La schizophrénie (CIM-11 6A20) est un trouble psychotique chronique touchant 1 % de la population mondiale, soit environ 600 000 personnes en France. Elle débute typiquement entre 15 et 35 ans. Maladie hétérogène dans ses symptômes et son évolution, elle bénéficie aujourd'hui de traitements efficaces permettant une vie satisfaisante pour la majorité des patients.

Ce guide s'appuie sur les Recommandations HAS 2007 — Schizophrénie, le Guide HAS 2023 — Parcours de soins en psychiatrie, et les guidelines NICE NG185 (2020).

Les 3 dimensions symptomatiques

Symptômes positifs (ajout de perceptions/pensées aberrantes)

  • Hallucinations : auditives (voix) le plus souvent, visuelles, olfactives, tactiles.
  • Délires : persécution, référence, grandiosité, influence, empoisonnement.
  • Pensée désorganisée : incohérence du discours, coq-à-l'âne, néologismes.
  • Comportement désorganisé : imprévisible, inadapté au contexte.

Symptômes négatifs (perte de fonctions)

  • Apathie : perte de motivation, d'initiative.
  • Alogie : pauvreté du discours.
  • Anhédonie : perte de plaisir.
  • Repli social : isolement progressif.
  • Aboulie : incapacité à initier des actes.

Symptômes cognitifs

  • Déficits de la mémoire de travail, de l'attention, des fonctions exécutives.
  • Moins spectaculaires que les symptômes positifs, mais premier déterminant du fonctionnement.

Première décompensation psychotique

Reconnaître les prodromes (signes avant-coureurs, semaines à mois avant la décompensation) :

  • Isolement progressif.
  • Changements de comportement inexpliqués.
  • Idées inhabituelles, méfiance.
  • Altération des performances scolaires ou professionnelles.
  • Troubles du sommeil.

Toute suspicion de première psychose → consultation psychiatrique urgente.

Traitement médicamenteux

Antipsychotiques de 2e génération (atypiques) — 1re intention

  • Rispéridone, olanzapine, quétiapine, aripiprazole, palipéridone, amisulpride, clozapine.
  • Efficacité comparable sur les symptômes positifs.
  • Profils d'effets secondaires différents : prise de poids (olanzapine++), syndrome métabolique, allongement QT, sédation, akathisie.
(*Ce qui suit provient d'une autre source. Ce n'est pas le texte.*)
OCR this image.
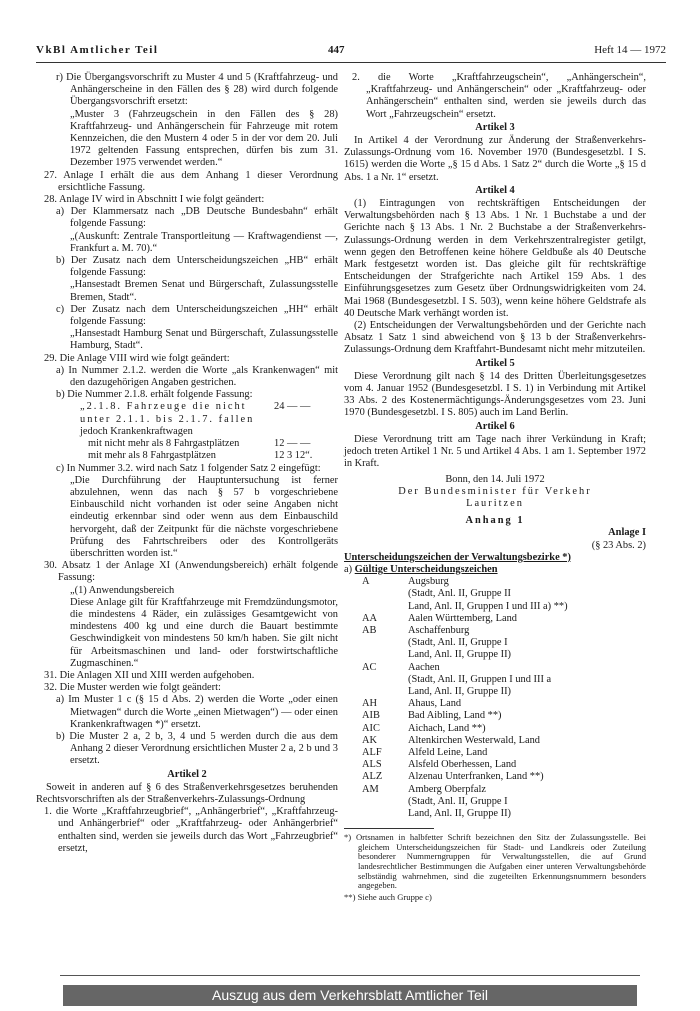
VkBl Amtlicher Teil	447	Heft 14 — 1972

r) Die Übergangsvorschrift zu Muster 4 und 5 (Kraftfahrzeug- und Anhängerscheine in den Fällen des § 28) wird durch folgende Übergangsvorschrift ersetzt:

„Muster 3 (Fahrzeugschein in den Fällen des § 28) Kraftfahrzeug- und Anhängerschein für Fahrzeuge mit rotem Kennzeichen, die den Mustern 4 oder 5 in der vor dem 20. Juli 1972 geltenden Fassung entsprechen, dürfen bis zum 31. Dezember 1975 verwendet werden.“

27. Anlage I erhält die aus dem Anhang 1 dieser Verordnung ersichtliche Fassung.

28. Anlage IV wird in Abschnitt I wie folgt geändert:

a) Der Klammersatz nach „DB Deutsche Bundesbahn“ erhält folgende Fassung:

„(Auskunft: Zentrale Transportleitung — Kraftwagendienst —, Frankfurt a. M. 70).“

b) Der Zusatz nach dem Unterscheidungszeichen „HB“ erhält folgende Fassung:

„Hansestadt Bremen Senat und Bürgerschaft, Zulassungsstelle Bremen, Stadt“.

c) Der Zusatz nach dem Unterscheidungszeichen „HH“ erhält folgende Fassung:

„Hansestadt Hamburg Senat und Bürgerschaft, Zulassungsstelle Hamburg, Stadt“.

29. Die Anlage VIII wird wie folgt geändert:

a) In Nummer 2.1.2. werden die Worte „als Krankenwagen“ mit den dazugehörigen Angaben gestrichen.

b) Die Nummer 2.1.8. erhält folgende Fassung:

„2.1.8. Fahrzeuge die nicht unter 2.1.1. bis 2.1.7. fallen
24 — —
jedoch Krankenkraftwagen
mit nicht mehr als 8 Fahrgastplätzen	12 — —
mit mehr als 8 Fahrgastplätzen	12 3 12“.

c) In Nummer 3.2. wird nach Satz 1 folgender Satz 2 eingefügt:

„Die Durchführung der Hauptuntersuchung ist ferner abzulehnen, wenn das nach § 57 b vorgeschriebene Einbauschild nicht vorhanden ist oder seine Angaben nicht eindeutig erkennbar sind oder wenn aus dem Einbauschild hervorgeht, daß der Zeitpunkt für die nächste vorgeschriebene Prüfung des Fahrtschreibers oder des Kontrollgeräts überschritten worden ist.“

30. Absatz 1 der Anlage XI (Anwendungsbereich) erhält folgende Fassung:

„(1) Anwendungsbereich

Diese Anlage gilt für Kraftfahrzeuge mit Fremdzündungsmotor, die mindestens 4 Räder, ein zulässiges Gesamtgewicht von mindestens 400 kg und eine durch die Bauart bestimmte Geschwindigkeit von mindestens 50 km/h haben. Sie gilt nicht für Arbeitsmaschinen und land- oder forstwirtschaftliche Zugmaschinen.“

31. Die Anlagen XII und XIII werden aufgehoben.

32. Die Muster werden wie folgt geändert:

a) Im Muster 1 c (§ 15 d Abs. 2) werden die Worte „oder einen Mietwagen“ durch die Worte „einen Mietwagen“) — oder einen Krankenkraftwagen *)“ ersetzt.

b) Die Muster 2 a, 2 b, 3, 4 und 5 werden durch die aus dem Anhang 2 dieser Verordnung ersichtlichen Muster 2 a, 2 b und 3 ersetzt.

Artikel 2

Soweit in anderen auf § 6 des Straßenverkehrsgesetzes beruhenden Rechtsvorschriften als der Straßenverkehrs-Zulassungs-Ordnung

1. die Worte „Kraftfahrzeugbrief“, „Anhängerbrief“, „Kraftfahrzeug- und Anhängerbrief“ oder „Kraftfahrzeug- oder Anhängerbrief“ enthalten sind, werden sie jeweils durch das Wort „Fahrzeugbrief“ ersetzt,

2. die Worte „Kraftfahrzeugschein“, „Anhängerschein“, „Kraftfahrzeug- und Anhängerschein“ oder „Kraftfahrzeug- oder Anhängerschein“ enthalten sind, werden sie jeweils durch das Wort „Fahrzeugschein“ ersetzt.

Artikel 3

In Artikel 4 der Verordnung zur Änderung der Straßenverkehrs-Zulassungs-Ordnung vom 16. November 1970 (Bundesgesetzbl. I S. 1615) werden die Worte „§ 15 d Abs. 1 Satz 2“ durch die Worte „§ 15 d Abs. 1 a Nr. 1“ ersetzt.

Artikel 4

(1) Eintragungen von rechtskräftigen Entscheidungen der Verwaltungsbehörden nach § 13 Abs. 1 Nr. 1 Buchstabe a und der Gerichte nach § 13 Abs. 1 Nr. 2 Buchstabe a der Straßenverkehrs-Zulassungs-Ordnung werden in dem Verkehrszentralregister getilgt, wenn gegen den Betroffenen keine höhere Geldbuße als 40 Deutsche Mark festgesetzt worden ist. Das gleiche gilt für rechtskräftige Entscheidungen der Strafgerichte nach Artikel 159 Abs. 1 des Einführungsgesetzes zum Gesetz über Ordnungswidrigkeiten vom 24. Mai 1968 (Bundesgesetzbl. I S. 503), wenn keine höhere Geldstrafe als 40 Deutsche Mark verhängt worden ist.

(2) Entscheidungen der Verwaltungsbehörden und der Gerichte nach Absatz 1 Satz 1 sind abweichend von § 13 b der Straßenverkehrs-Zulassungs-Ordnung dem Kraftfahrt-Bundesamt nicht mehr mitzuteilen.

Artikel 5

Diese Verordnung gilt nach § 14 des Dritten Überleitungsgesetzes vom 4. Januar 1952 (Bundesgesetzbl. I S. 1) in Verbindung mit Artikel 33 Abs. 2 des Kostenermächtigungs-Änderungsgesetzes vom 23. Juni 1970 (Bundesgesetzbl. I S. 805) auch im Land Berlin.

Artikel 6

Diese Verordnung tritt am Tage nach ihrer Verkündung in Kraft; jedoch treten Artikel 1 Nr. 5 und Artikel 4 Abs. 1 am 1. September 1972 in Kraft.

Bonn, den 14. Juli 1972

Der Bundesminister für Verkehr

Lauritzen

Anhang 1

Anlage I

(§ 23 Abs. 2)

Unterscheidungszeichen der Verwaltungsbezirke *)

a) Gültige Unterscheidungszeichen

A	Augsburg
(Stadt, Anl. II, Gruppe II
Land, Anl. II, Gruppen I und III a) **)
AA	Aalen Württemberg, Land
AB	Aschaffenburg
(Stadt, Anl. II, Gruppe I
Land, Anl. II, Gruppe II)
AC	Aachen
(Stadt, Anl. II, Gruppen I und III a
Land, Anl. II, Gruppe II)
AH	Ahaus, Land
AIB	Bad Aibling, Land **)
AIC	Aichach, Land **)
AK	Altenkirchen Westerwald, Land
ALF	Alfeld Leine, Land
ALS	Alsfeld Oberhessen, Land
ALZ	Alzenau Unterfranken, Land **)
AM	Amberg Oberpfalz
(Stadt, Anl. II, Gruppe I
Land, Anl. II, Gruppe II)

*) Ortsnamen in halbfetter Schrift bezeichnen den Sitz der Zulassungsstelle. Bei gleichem Unterscheidungszeichen für Stadt- und Landkreis oder Zuteilung besonderer Nummerngruppen für Verwaltungsstellen, die auf Grund landesrechtlicher Bestimmungen die Aufgaben einer unteren Verwaltungsbehörde selbständig wahrnehmen, sind die zugeteilten Erkennungsnummern besonders angegeben.

**) Siehe auch Gruppe c)

Auszug aus dem Verkehrsblatt Amtlicher Teil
Formes injectables à action prolongée (LAI)

  • Aripiprazole-LAI, palipéridone-LAI, rispéridone-LAI : injection mensuelle ou trimestrielle.
  • Améliore l'observance (problème majeur dans la schizophrénie).
  • Recommandées en 2e intention après stabilisation orale, ou d'emblée si préférence patient.

Clozapine

  • Réservée aux formes résistantes (échec ≥ 2 antipsychotiques dont 1 atypique).
  • Efficacité supérieure mais risque d'agranulocytose (NFS hebdomadaire puis mensuelle obligatoire).
  • Effet anti-suicidaire démontré.

Durée du traitement

  • Après 1er épisode : 2-5 ans.
  • Formes chroniques récidivantes : long cours souvent nécessaire.
  • Arrêt non encadré = rechute dans 70-80 % des cas dans les 2 ans.

Réhabilitation psychosociale

Aussi importante que le médicament :

  • Remédiation cognitive : exercices ciblant mémoire, attention, fonctions exécutives (neuroPsycholog, CRT).
  • Entraînement aux compétences sociales : habiletés conversationnelles, gestion des émotions.
  • Thérapie cognitivo-comportementale pour psychose (TCCp) : NICE NG185 la recommande en 1re ligne.
  • Soutien à l'emploi (IPS — Individual Placement and Support) : favorise l'insertion professionnelle.
  • Rétablissement orienté : pair-aidance, groupes de soutien.

Soins sans consentement

  • Soins psychiatriques à la demande d'un tiers (SPDT) ou sur décision du représentant de l'État (SPDRE) en cas de danger et impossibilité de consentir.
  • Encadrés par la loi du 5 juillet 2011 (modifiée 2013).
  • Objectif : phase de crise, retour au consentement aux soins dès que possible.

Et la nutrition au cœur ?

La schizophrénie est associée à un risque cardiovasculaire 2-3 fois supérieur à la population générale :

  • Syndrome métabolique : prise de poids (surtout sous olanzapine), dyslipidémie, hyperglycémie, HTA.
  • Bilan métabolique (glycémie, lipides, TA, tour de taille) à chaque consultation.
  • Diététicienne-nutritionniste : bilan nutritionnel, conseils alimentaires (régime méditerranéen), activité physique adaptée.
  • Tabac : prévalence 70-80 % dans la schizophrénie (interaction avec métabolisme de la clozapine par le CYP1A2).